Staatsanwaltschaft III des Kantons Zürich, 
Weststrasse 70, Postfach 9717, 8036 Zürich, 
 
1. B.________, 
vertreten durch Rechtsanwalt Tobias Fankhauser, 
2. C.________, 
vertreten durch Rechtsanwalt Dr. Bernhard Isenring. 
 
Gegenstand 
Strafverfahren; Sperre von Konten und eines Schliessfaches, 
 
Beschwerde gegen den Beschluss des Obergerichts des Kantons Zürich, III. Strafkammer, vom 28. August 2017 (UH170126-O/U/BEE). 
 
 
Sachverhalt:  
 
A.   
Die Staatsanwaltschaft III des Kantons Zürich (im Folgenden: Staatsanwaltschaft) führt eine Strafuntersuchung gegen B.________ und C.________ wegen des Verdachts der ungetreuen Geschäftsbesorgung. Der Untersuchung liegt eine Strafanzeige vom 29. April 2013 der Firma D.________, Kasachstan, zugrunde. Danach schulde ihr die E.________ AG mit Sitz in der Schweiz einen Betrag von ca. USD 31 Mio.
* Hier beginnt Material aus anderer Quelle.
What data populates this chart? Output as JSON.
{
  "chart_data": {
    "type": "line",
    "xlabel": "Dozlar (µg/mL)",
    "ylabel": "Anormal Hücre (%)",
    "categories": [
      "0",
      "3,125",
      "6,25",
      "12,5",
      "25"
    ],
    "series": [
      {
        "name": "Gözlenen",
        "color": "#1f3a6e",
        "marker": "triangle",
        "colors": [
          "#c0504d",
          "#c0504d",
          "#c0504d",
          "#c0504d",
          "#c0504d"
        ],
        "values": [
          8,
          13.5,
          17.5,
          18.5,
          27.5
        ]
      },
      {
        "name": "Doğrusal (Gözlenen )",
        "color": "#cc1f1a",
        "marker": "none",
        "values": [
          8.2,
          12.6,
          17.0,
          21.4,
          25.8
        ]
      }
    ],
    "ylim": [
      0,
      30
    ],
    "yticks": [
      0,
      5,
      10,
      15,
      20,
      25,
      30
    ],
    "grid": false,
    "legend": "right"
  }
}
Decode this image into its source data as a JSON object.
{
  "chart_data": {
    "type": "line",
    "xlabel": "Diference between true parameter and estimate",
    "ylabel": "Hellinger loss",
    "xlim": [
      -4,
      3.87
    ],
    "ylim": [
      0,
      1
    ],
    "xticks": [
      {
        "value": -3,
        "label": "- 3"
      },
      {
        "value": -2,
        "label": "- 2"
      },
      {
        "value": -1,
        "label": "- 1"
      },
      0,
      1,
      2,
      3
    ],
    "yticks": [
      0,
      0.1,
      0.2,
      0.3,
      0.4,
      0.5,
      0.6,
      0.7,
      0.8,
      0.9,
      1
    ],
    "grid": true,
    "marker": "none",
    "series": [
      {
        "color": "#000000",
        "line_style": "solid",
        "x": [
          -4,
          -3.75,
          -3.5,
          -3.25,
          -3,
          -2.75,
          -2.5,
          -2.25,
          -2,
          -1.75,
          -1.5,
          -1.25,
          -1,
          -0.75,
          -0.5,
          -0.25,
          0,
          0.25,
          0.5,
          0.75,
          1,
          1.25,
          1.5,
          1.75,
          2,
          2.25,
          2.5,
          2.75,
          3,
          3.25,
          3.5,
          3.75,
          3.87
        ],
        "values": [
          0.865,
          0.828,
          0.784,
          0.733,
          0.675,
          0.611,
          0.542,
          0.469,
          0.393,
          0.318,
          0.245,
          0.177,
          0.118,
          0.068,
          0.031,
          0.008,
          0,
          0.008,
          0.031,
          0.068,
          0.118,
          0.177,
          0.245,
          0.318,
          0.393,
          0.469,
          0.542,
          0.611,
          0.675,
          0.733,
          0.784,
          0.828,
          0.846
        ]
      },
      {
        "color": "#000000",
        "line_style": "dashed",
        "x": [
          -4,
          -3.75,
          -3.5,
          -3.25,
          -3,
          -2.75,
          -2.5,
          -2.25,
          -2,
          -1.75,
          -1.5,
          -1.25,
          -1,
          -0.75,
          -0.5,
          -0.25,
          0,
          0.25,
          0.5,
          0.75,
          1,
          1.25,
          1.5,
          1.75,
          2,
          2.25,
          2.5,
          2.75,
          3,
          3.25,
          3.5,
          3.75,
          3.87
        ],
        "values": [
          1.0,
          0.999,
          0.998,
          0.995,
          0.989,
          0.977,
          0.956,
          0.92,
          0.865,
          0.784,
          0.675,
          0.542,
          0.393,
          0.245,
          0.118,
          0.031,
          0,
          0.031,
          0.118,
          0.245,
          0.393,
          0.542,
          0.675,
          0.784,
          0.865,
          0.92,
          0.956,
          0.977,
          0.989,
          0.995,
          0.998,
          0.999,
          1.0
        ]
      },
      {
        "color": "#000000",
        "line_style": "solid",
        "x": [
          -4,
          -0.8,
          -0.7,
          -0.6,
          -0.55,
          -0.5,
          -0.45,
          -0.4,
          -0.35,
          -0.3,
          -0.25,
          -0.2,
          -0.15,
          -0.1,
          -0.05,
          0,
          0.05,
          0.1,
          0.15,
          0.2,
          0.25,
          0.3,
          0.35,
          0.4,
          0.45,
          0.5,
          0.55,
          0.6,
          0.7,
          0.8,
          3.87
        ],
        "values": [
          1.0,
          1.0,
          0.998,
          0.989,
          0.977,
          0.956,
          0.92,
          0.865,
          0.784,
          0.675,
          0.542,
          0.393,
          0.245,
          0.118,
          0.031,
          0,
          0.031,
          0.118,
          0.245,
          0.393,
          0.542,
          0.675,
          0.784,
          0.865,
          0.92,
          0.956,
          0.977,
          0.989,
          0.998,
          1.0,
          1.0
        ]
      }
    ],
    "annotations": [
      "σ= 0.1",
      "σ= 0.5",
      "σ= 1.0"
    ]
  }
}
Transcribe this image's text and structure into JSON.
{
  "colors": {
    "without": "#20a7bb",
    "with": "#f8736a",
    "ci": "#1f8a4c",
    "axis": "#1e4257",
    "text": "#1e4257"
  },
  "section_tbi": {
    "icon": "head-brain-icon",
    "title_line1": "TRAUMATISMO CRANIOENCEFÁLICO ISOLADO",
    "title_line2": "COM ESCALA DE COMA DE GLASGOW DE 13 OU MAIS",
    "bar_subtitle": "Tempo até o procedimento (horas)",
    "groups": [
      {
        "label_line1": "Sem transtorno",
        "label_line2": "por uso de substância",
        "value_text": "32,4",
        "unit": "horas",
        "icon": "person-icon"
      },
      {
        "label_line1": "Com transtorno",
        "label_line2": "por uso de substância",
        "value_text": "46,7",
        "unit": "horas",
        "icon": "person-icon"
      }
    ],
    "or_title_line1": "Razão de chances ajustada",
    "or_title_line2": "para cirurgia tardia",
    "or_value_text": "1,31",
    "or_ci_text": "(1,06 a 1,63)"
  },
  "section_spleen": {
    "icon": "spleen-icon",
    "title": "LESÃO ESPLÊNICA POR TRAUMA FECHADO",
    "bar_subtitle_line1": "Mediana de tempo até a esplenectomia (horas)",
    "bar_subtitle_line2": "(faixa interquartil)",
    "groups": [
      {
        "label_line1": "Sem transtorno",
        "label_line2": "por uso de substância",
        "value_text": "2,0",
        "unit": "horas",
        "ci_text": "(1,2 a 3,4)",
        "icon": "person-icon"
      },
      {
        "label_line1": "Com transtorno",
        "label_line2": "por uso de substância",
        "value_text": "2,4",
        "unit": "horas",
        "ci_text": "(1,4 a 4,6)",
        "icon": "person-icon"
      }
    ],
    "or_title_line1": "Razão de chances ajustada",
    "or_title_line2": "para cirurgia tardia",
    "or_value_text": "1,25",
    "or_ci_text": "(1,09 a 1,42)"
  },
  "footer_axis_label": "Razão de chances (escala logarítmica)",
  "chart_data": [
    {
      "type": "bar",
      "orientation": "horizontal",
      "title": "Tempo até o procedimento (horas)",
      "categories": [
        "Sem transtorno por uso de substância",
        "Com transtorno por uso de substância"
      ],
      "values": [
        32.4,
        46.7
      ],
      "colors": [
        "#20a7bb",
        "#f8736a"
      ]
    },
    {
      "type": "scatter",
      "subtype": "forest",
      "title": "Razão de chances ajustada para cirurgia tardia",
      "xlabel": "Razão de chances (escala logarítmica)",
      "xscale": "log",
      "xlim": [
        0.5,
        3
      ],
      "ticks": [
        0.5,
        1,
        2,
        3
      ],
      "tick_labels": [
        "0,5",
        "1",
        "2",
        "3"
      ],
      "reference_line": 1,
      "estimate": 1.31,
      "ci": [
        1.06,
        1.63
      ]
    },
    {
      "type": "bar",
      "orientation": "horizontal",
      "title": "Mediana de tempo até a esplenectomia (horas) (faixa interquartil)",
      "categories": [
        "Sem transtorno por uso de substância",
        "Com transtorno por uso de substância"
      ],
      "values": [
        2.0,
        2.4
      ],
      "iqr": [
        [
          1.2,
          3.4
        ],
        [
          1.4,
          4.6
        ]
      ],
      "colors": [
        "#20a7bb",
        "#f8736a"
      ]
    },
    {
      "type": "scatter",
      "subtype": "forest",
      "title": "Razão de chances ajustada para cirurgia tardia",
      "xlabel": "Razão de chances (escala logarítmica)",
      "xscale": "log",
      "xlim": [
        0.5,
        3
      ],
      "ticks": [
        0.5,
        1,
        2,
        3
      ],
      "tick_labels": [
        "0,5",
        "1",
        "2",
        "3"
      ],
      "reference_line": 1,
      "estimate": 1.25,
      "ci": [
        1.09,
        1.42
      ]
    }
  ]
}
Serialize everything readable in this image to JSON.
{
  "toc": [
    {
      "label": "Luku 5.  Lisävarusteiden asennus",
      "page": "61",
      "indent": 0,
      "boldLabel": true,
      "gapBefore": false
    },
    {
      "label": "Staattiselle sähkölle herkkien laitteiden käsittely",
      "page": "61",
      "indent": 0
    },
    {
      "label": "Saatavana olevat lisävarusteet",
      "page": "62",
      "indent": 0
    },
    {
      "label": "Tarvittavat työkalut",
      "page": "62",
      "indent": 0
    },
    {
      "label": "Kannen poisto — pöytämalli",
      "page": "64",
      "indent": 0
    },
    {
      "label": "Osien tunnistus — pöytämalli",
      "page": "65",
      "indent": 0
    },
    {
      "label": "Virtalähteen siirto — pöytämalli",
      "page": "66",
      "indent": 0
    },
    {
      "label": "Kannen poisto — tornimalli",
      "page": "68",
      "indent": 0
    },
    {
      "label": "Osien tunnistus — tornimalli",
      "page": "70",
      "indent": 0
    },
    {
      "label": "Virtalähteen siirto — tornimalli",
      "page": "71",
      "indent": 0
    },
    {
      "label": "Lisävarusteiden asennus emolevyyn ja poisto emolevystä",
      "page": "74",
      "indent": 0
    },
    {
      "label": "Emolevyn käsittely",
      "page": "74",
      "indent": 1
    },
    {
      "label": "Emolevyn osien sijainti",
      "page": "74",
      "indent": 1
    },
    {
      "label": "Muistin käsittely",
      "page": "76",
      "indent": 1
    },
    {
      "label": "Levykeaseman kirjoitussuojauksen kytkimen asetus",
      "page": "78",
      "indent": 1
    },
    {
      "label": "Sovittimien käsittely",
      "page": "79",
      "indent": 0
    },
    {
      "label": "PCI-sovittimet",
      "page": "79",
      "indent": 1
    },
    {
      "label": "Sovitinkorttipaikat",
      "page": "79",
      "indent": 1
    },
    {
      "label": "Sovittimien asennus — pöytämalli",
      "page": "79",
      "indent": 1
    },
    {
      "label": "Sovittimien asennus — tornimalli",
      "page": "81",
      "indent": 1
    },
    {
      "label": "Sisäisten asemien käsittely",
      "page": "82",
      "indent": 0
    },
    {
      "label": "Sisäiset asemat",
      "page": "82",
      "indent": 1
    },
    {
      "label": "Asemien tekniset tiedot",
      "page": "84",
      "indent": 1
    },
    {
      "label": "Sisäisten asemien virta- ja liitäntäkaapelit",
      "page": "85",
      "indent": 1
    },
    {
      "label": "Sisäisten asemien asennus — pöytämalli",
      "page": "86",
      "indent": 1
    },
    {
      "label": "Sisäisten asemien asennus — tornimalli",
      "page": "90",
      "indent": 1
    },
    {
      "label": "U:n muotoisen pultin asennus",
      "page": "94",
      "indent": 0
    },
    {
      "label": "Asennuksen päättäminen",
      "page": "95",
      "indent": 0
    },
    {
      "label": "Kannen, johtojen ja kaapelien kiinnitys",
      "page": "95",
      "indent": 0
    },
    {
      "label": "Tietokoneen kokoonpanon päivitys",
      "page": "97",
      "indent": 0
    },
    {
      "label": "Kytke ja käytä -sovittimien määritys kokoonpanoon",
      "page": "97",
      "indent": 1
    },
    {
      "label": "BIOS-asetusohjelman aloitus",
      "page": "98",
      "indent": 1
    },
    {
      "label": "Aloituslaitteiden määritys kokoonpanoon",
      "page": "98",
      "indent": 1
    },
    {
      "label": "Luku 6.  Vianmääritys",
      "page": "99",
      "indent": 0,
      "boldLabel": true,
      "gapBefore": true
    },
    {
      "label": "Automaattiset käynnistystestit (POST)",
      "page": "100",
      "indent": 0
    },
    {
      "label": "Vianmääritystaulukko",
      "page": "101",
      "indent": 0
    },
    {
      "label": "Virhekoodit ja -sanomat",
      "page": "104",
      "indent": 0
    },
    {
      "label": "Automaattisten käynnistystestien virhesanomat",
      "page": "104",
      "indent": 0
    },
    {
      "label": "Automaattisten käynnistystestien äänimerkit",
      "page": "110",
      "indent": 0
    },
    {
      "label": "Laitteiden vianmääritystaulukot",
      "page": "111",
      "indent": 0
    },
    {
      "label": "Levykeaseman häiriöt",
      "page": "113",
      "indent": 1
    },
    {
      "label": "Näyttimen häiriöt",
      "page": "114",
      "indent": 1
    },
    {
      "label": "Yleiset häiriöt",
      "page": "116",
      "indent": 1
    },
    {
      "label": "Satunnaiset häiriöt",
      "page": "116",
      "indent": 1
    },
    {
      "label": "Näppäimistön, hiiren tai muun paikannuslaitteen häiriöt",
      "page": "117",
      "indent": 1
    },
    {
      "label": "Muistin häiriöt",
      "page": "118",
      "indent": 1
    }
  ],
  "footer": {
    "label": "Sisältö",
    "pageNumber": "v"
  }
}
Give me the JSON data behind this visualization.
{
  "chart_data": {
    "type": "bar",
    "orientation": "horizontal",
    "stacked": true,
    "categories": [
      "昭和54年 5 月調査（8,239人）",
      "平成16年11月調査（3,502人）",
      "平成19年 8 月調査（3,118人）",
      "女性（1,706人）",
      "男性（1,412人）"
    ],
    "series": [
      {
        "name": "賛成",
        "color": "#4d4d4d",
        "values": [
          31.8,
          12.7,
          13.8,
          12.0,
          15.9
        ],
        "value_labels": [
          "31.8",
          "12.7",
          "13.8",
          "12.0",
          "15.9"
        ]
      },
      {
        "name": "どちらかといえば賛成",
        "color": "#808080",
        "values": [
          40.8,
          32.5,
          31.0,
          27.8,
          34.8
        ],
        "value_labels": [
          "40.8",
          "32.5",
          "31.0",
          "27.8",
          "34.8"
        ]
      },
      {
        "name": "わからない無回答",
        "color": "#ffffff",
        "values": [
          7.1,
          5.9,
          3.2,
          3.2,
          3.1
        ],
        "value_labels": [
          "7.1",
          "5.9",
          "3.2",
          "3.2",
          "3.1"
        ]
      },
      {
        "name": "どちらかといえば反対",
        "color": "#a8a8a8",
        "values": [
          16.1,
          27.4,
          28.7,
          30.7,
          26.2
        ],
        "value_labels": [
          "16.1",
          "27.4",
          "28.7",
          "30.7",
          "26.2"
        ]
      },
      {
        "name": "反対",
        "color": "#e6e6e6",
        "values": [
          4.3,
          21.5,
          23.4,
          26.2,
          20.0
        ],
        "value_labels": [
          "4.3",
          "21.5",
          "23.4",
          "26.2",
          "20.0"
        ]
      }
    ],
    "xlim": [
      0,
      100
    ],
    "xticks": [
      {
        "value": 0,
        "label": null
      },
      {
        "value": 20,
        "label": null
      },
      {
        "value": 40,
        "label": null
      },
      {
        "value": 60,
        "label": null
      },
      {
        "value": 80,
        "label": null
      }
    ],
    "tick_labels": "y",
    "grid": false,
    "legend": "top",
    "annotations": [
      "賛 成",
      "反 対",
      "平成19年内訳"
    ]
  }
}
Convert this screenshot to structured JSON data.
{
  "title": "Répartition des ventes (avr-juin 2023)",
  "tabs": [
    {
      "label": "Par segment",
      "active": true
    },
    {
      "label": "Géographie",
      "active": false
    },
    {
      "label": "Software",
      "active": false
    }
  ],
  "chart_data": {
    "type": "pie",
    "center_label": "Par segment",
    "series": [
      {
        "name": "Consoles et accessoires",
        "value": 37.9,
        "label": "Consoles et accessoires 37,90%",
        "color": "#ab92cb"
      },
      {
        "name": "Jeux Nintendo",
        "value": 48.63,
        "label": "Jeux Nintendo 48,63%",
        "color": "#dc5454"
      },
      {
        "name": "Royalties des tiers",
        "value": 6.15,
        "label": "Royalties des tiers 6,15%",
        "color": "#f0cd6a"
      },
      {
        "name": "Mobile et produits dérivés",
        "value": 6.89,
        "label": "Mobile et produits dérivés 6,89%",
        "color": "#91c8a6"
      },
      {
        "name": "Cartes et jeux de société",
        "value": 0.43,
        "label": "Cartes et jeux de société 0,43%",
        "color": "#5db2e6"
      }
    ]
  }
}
Dabei handle es sich um eine Restkaufpreisforderung aus dem Verkauf von 404'000 Tonnen Weizen der Firma D.________ an die E.________ AG für einen Gesamtbetrag von USD 140 Mio. Der Weizen sei an ein Unternehmen in Turkmenistan geliefert worden. Ein Teil der Lieferung sei bezahlt worden, nämlich im Umfang von USD 109 Mio. Unbezahlt geblieben seien ca. USD 31 Mio. Statt die Forderung der Firma D.________ zu begleichen, habe die E.________ AG zwischen August und September 2011 insgesamt ca. CHF 30 Mio. an die F.________ AG bezahlt, welche darauf unter anderem an die G.________ AG ca. CHF 4 Mio. überwiesen habe. Aufgrund der engen personellen Verflechtungen zwischen der E.________ AG, der F.________ AG und der G.________ AG seien diese Überweisungen möglich gewesen. C.________ sei Geschäftsführer der E.________ AG gewesen. Es bestehe der Verdacht, dass die Überweisungen ohne Rechtsgrund erfolgt seien und die E.________ AG dafür keine Gegenleistungen erhalten habe. Die E.________ AG sei bereits durch die Zahlung und somit durch die vollständige Übertragung der noch vorhandenen Aktiven an die F.________ AG faktisch liquidiert worden, ohne dass die Forderung der Firma D.________ befriedigt worden sei. Unterdessen sei über die E.________ AG der Konkurs eröffnet worden. 
 
B.   
Am 20. April 2017 verfügte die Staatsanwaltschaft die Sperre folgender vier auf A.________ lautender Konten bei der Bank H.________ in Zürich (im Folgenden: Bank) : 
 
- Privatkonto CHF 1, CHF 39'841.65; 
- Privatkonto CHF 2, CHF 6'122.90; 
- Kontokorrent GBP 3, GBP 20'000.--; 
- Kontokorrent EUR 4, EUR 830'890.66. 
Zudem verpflichtete die Staatsanwaltschaft die Bank, ihr sämtliche Unterlagen zu diesen Konten sowie Einzelbelege zur Überweisung von EUR 830'890.66 am 10. Februar 2017 auf das Konto 4 herauszugeben. 
 
C.   
Hiergegen erhob A.________ Beschwerde beim Obergericht des Kantons Zürich mit dem Antrag, seine Konten seien freizugeben; ebenso das ihm gehörende Schliessfach, das die Bank gestützt auf die staatsanwaltschaftliche Verfügung vom 20. April 2017 gesperrt habe. 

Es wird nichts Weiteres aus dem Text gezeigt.